- Sire: Riverman
- Grandsire: Never Bend
- Dam: Le Vague a Lame
- Damsire: Vaguely Noble
- Sex: Filly
- Foaled: 1984
- Country: United States
- Colour: Bay
- Breeder: Alan Clore
- Owner: 1) Alan Clore 2) Peter M. Brant
- Trainer: 1) Robert Collet 2) D. Wayne Lukas
- Record: 35: 6-5-6
- Earnings: US$915,785 (equivalent)

Major wins
- Prix de Pomone (1987) Prix Maurice de Nieuil (1987) Prix de Royaumont (1987) Rothman's International (1987) Flower Bowl Invitational Stakes (1989)

Honours
- River Memories Stakes at Woodbine Racetrack (1996 – 2017) River Memories Stakes at Belmont Park (2015 – 2021)

= River Memories =

American-bred Thoroughbred racehorse

River Memories (foaled April 17, 1984 in Kentucky) is a Thoroughbred racehorse who competed successfully in France and North America.
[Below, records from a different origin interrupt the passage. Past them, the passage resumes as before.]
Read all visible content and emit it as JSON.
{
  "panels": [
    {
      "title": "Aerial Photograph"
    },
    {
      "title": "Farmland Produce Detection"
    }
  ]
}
Bred and raced by Alan Clore, River Memories raced in France at age two and three. After her win for trainer Robert Collet in the Grade I Rothman's International at Woodbine Racetrack in Toronto, Canada she remained in North America, racing there through age five for new owner Peter M. Brant and trainer, D. Wayne Lukas. In 1989, after losing seventeen consecutive races, River Memories won the Grade I Flower Bowl Invitational Stakes at New York's, Belmont Park.

As a broodmare, River Memories has produced nine foals, none of which have met with racing success.